You Have a Point There: Object Selection Inside an Automobile Using Gaze, Head Pose and Finger Pointing
This work aims to improve in-car object selection for drivers and passengers by combining multiple input modalities, representing an incremental improvement in human-computer interaction within vehicles.
This paper proposes a multimodal fusion method using gaze, head pose, and finger pointing, triggered by speech, to select control modules in a car. They show that fusing these inputs enhances pointing direction accuracy compared to single modalities, with deep learning outperforming conventional methods.

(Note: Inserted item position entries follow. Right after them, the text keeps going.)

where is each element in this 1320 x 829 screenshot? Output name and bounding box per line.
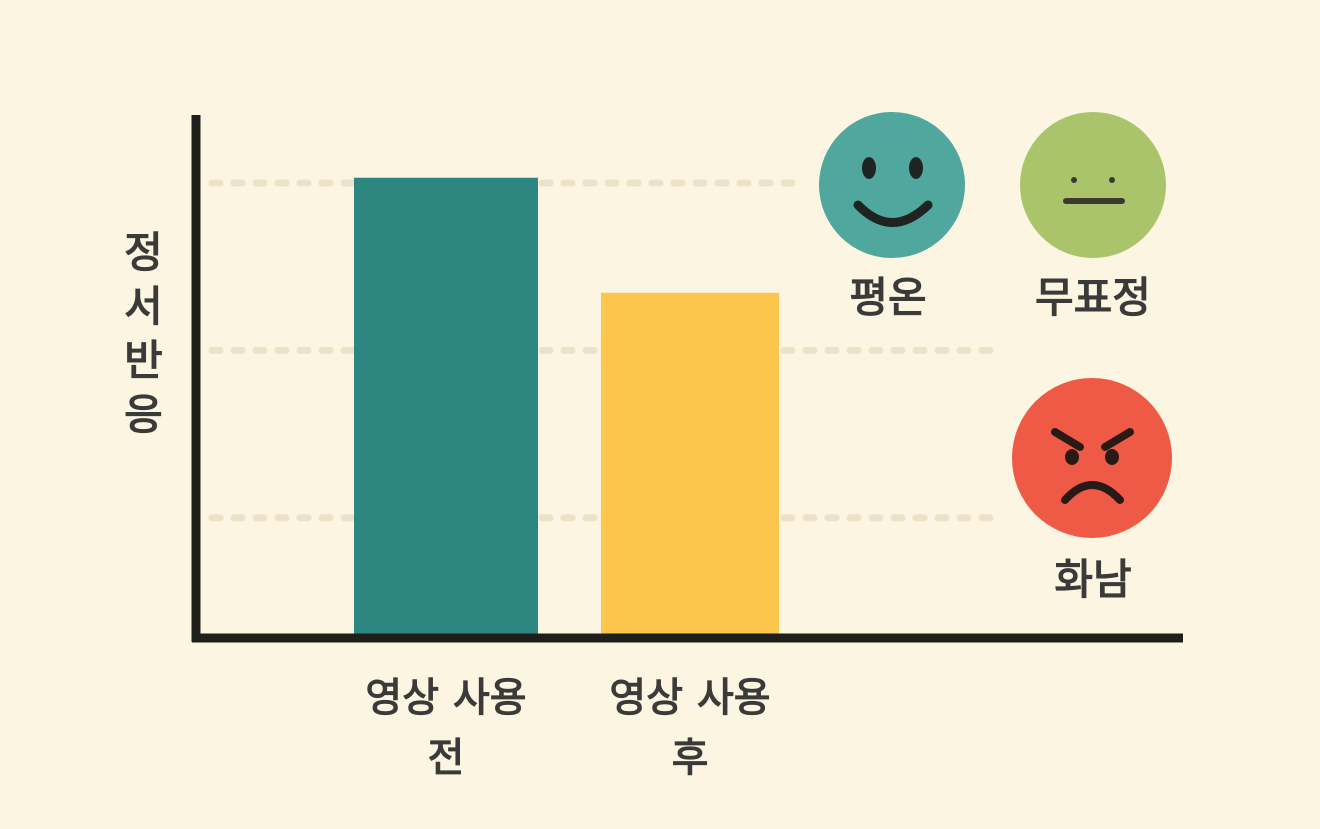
y-axis-label: 정서반응	[116, 230, 165, 446]
bar	[601, 292, 779, 638]
face-calm	[819, 112, 965, 258]
bar	[354, 177, 538, 638]
annotation: 화남	[1054, 555, 1131, 604]
face-angry	[1012, 378, 1172, 538]
annotation: 무표정	[1035, 273, 1151, 322]
x-tick-label: 영상 사용 전	[365, 675, 527, 781]
x-tick-label: 영상 사용 후	[609, 675, 771, 781]
annotation: 평온	[849, 273, 926, 322]
face-neutral	[1020, 112, 1166, 258]
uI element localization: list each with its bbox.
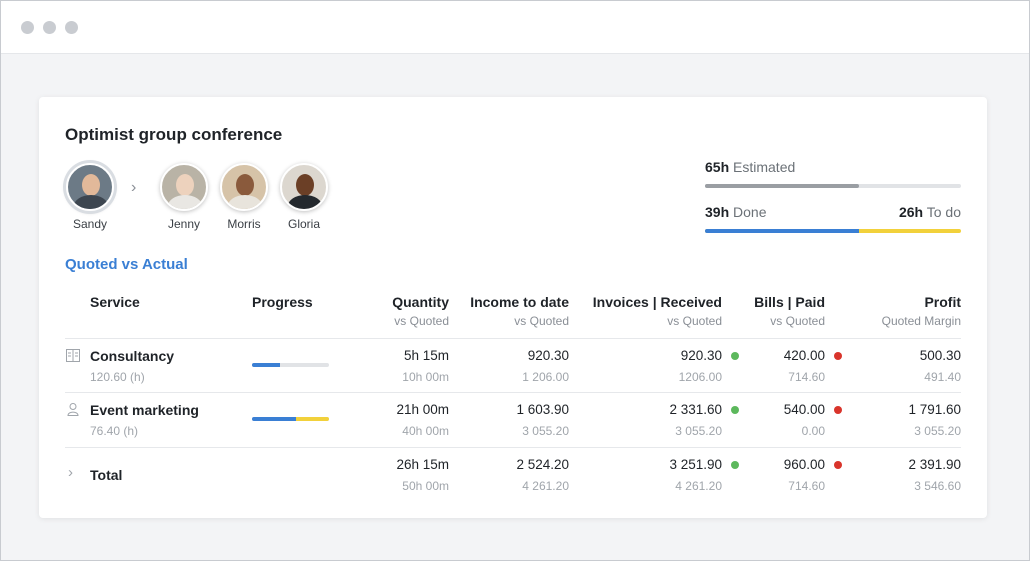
bills-value: 420.00 xyxy=(783,348,825,363)
assignee-morris[interactable]: Morris xyxy=(214,163,274,231)
column-subheader-quantity: vs Quoted xyxy=(394,314,449,328)
chevron-right-icon: › xyxy=(131,179,137,196)
window-minimize-button[interactable] xyxy=(43,21,56,34)
column-subheader-income: vs Quoted xyxy=(514,314,569,328)
bills-quoted: 714.60 xyxy=(788,370,825,384)
quantity-value: 5h 15m xyxy=(403,348,449,363)
column-subheader-invoices: vs Quoted xyxy=(667,314,722,328)
column-header-progress: Progress xyxy=(252,294,313,310)
income-value: 920.30 xyxy=(527,348,569,363)
service-progress-bar xyxy=(252,363,329,367)
quantity-quoted: 10h 00m xyxy=(402,370,449,384)
quantity-value: 21h 00m xyxy=(396,402,449,417)
paid-status-dot xyxy=(834,461,842,469)
window-maximize-button[interactable] xyxy=(65,21,78,34)
total-profit-quoted: 3 546.60 xyxy=(914,479,961,493)
avatar xyxy=(160,163,208,211)
estimated-progress-bar xyxy=(705,184,961,188)
project-title: Optimist group conference xyxy=(65,125,283,144)
estimated-progress-fill xyxy=(705,184,859,188)
income-quoted: 3 055.20 xyxy=(522,424,569,438)
title-bar xyxy=(1,1,1029,54)
quantity-quoted: 40h 00m xyxy=(402,424,449,438)
service-hours: 120.60 (h) xyxy=(90,370,145,384)
assignee-sandy[interactable]: Sandy xyxy=(60,163,120,231)
income-quoted: 1 206.00 xyxy=(522,370,569,384)
avatar xyxy=(280,163,328,211)
done-progress-fill xyxy=(705,229,859,233)
chevron-right-icon[interactable]: › xyxy=(68,464,73,481)
total-bills: 960.00 xyxy=(783,457,825,472)
total-profit: 2 391.90 xyxy=(908,457,961,472)
profit-quoted: 491.40 xyxy=(924,370,961,384)
avatar xyxy=(220,163,268,211)
column-header-income: Income to date xyxy=(470,294,569,310)
total-quantity-quoted: 50h 00m xyxy=(402,479,449,493)
column-header-quantity: Quantity xyxy=(392,294,449,310)
column-header-bills: Bills | Paid xyxy=(754,294,825,310)
service-progress-bar xyxy=(252,417,329,421)
service-name: Event marketing xyxy=(90,402,199,418)
profit-value: 1 791.60 xyxy=(908,402,961,417)
paid-status-dot xyxy=(834,352,842,360)
service-hours: 76.40 (h) xyxy=(90,424,139,438)
assignee-name: Morris xyxy=(227,217,261,231)
total-income-quoted: 4 261.20 xyxy=(522,479,569,493)
received-status-dot xyxy=(731,352,739,360)
done-todo-progress-bar xyxy=(705,229,961,233)
profit-quoted: 3 055.20 xyxy=(914,424,961,438)
total-label: Total xyxy=(90,467,123,483)
total-bills-quoted: 714.60 xyxy=(788,479,825,493)
assignee-name: Gloria xyxy=(287,217,320,231)
todo-hours: 26h To do xyxy=(898,204,961,220)
bills-quoted: 0.00 xyxy=(801,424,825,438)
person-icon xyxy=(67,403,79,419)
total-invoices-quoted: 4 261.20 xyxy=(675,479,722,493)
assignee-name: Sandy xyxy=(72,217,108,231)
divider xyxy=(65,338,961,339)
column-subheader-profit: Quoted Margin xyxy=(881,314,961,328)
avatar xyxy=(66,163,114,211)
column-header-invoices: Invoices | Received xyxy=(592,294,722,310)
income-value: 1 603.90 xyxy=(516,402,569,417)
invoices-value: 2 331.60 xyxy=(669,402,722,417)
column-header-profit: Profit xyxy=(924,294,961,310)
estimated-hours: 65h Estimated xyxy=(705,159,796,175)
profit-value: 500.30 xyxy=(919,348,961,363)
total-invoices: 3 251.90 xyxy=(669,457,722,472)
divider xyxy=(65,392,961,393)
project-card: Optimist group conference Sandy › Jenny … xyxy=(39,97,987,518)
bills-value: 540.00 xyxy=(783,402,825,417)
received-status-dot xyxy=(731,406,739,414)
paid-status-dot xyxy=(834,406,842,414)
column-header-service: Service xyxy=(90,294,140,310)
service-name: Consultancy xyxy=(90,348,175,364)
divider xyxy=(65,447,961,448)
invoices-quoted: 3 055.20 xyxy=(675,424,722,438)
building-icon xyxy=(66,349,80,365)
received-status-dot xyxy=(731,461,739,469)
done-hours: 39h Done xyxy=(705,204,767,220)
window-close-button[interactable] xyxy=(21,21,34,34)
column-subheader-bills: vs Quoted xyxy=(770,314,825,328)
invoices-value: 920.30 xyxy=(680,348,722,363)
assignee-name: Jenny xyxy=(167,217,201,231)
section-title: Quoted vs Actual xyxy=(65,256,188,273)
assignee-gloria[interactable]: Gloria xyxy=(274,163,334,231)
total-income: 2 524.20 xyxy=(516,457,569,472)
total-quantity: 26h 15m xyxy=(396,457,449,472)
assignee-jenny[interactable]: Jenny xyxy=(154,163,214,231)
invoices-quoted: 1206.00 xyxy=(678,370,722,384)
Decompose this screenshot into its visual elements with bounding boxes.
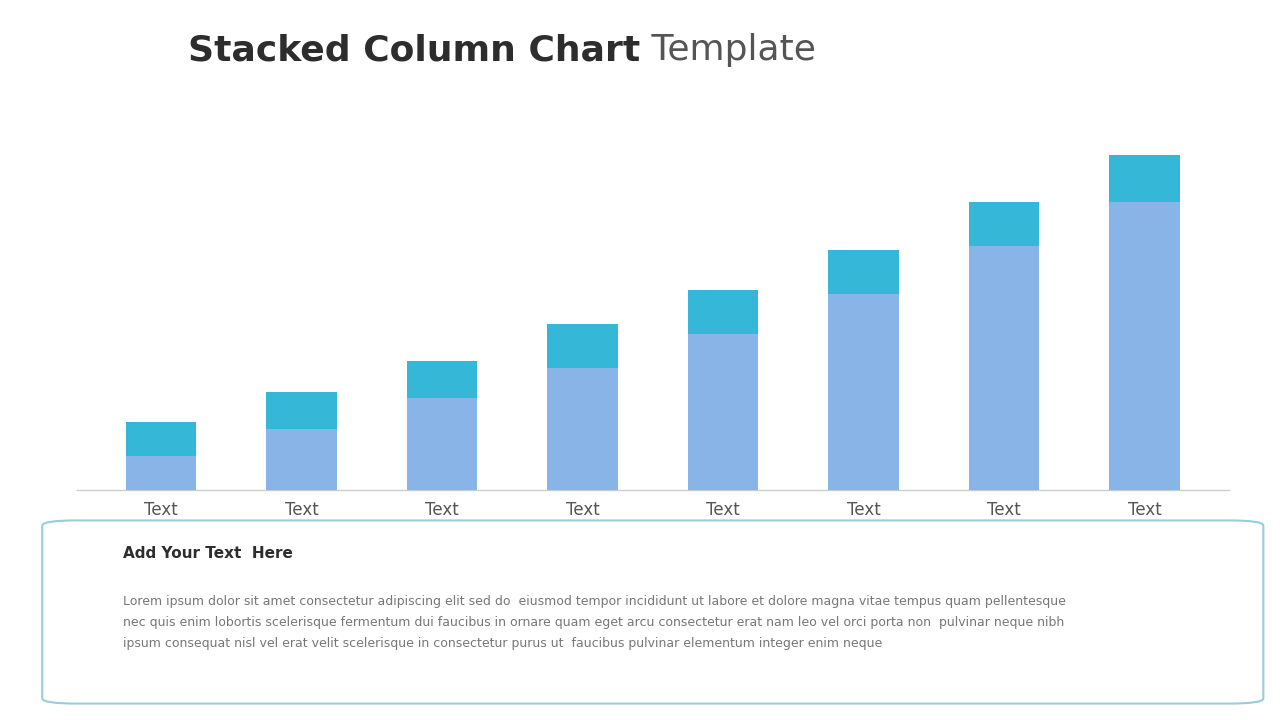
Bar	[969, 246, 1039, 490]
Bar	[687, 290, 758, 334]
Bar	[1110, 155, 1180, 202]
Bar	[407, 361, 477, 398]
Bar	[548, 368, 618, 490]
Text: Stacked Column Chart: Stacked Column Chart	[188, 33, 640, 68]
Text: Template: Template	[640, 33, 815, 68]
Bar	[125, 422, 196, 456]
Text: Lorem ipsum dolor sit amet consectetur adipiscing elit sed do  eiusmod tempor in: Lorem ipsum dolor sit amet consectetur a…	[123, 595, 1066, 649]
Bar	[125, 456, 196, 490]
Bar	[1110, 202, 1180, 490]
Bar	[407, 398, 477, 490]
Bar	[828, 250, 899, 294]
Bar	[266, 428, 337, 490]
Bar	[969, 202, 1039, 246]
Bar	[266, 392, 337, 428]
Bar	[548, 324, 618, 368]
Bar	[687, 334, 758, 490]
FancyBboxPatch shape	[42, 521, 1263, 703]
Bar	[828, 294, 899, 490]
Text: Add Your Text  Here: Add Your Text Here	[123, 546, 293, 562]
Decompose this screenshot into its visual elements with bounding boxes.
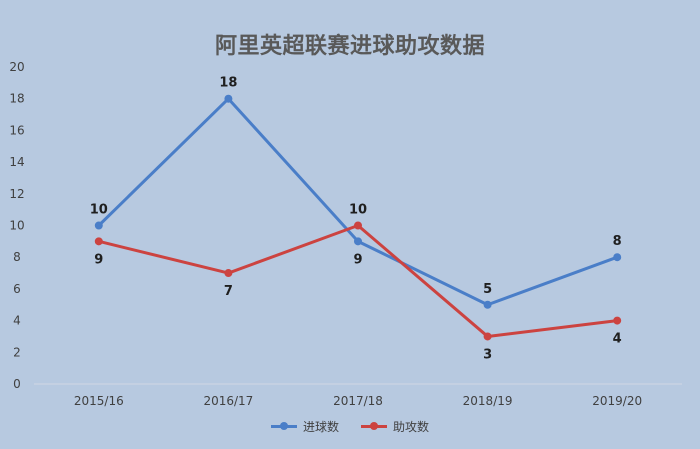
x-tick-label: 2018/19 <box>463 394 513 408</box>
data-point-assists <box>224 269 233 278</box>
data-label-assists: 10 <box>349 203 367 218</box>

Sophisticated user interaction in the automotive industry is a fast emerging topic. Mid-air gestures and speech already have numerous applications for driver-car interaction. Additionally, multimodal approaches are being developed to leverage the use of multiple sensors for added advantages. In this paper, we propose a fast and practical multimodal fusion method based on machine learning for the selection of various control modules in an automotive vehicle. The modalities taken into account are gaze, head pose and finger pointing gesture. Speech is used only as a trigger for fusion. Single modality has previously been used numerous times for recognition of the user's pointing direction. We, however, demonstrate how multiple inputs can be fused together to enhance the recognition performance. Furthermore, we compare different deep neural network architectures against conventional Machine Learning methods, namely Support Vector Regression and Random Forests, and show the enhancements in the pointing direction accuracy using deep learning. The results suggest a great potential for the use of multimodal inputs that can be applied to more use cases in the vehicle.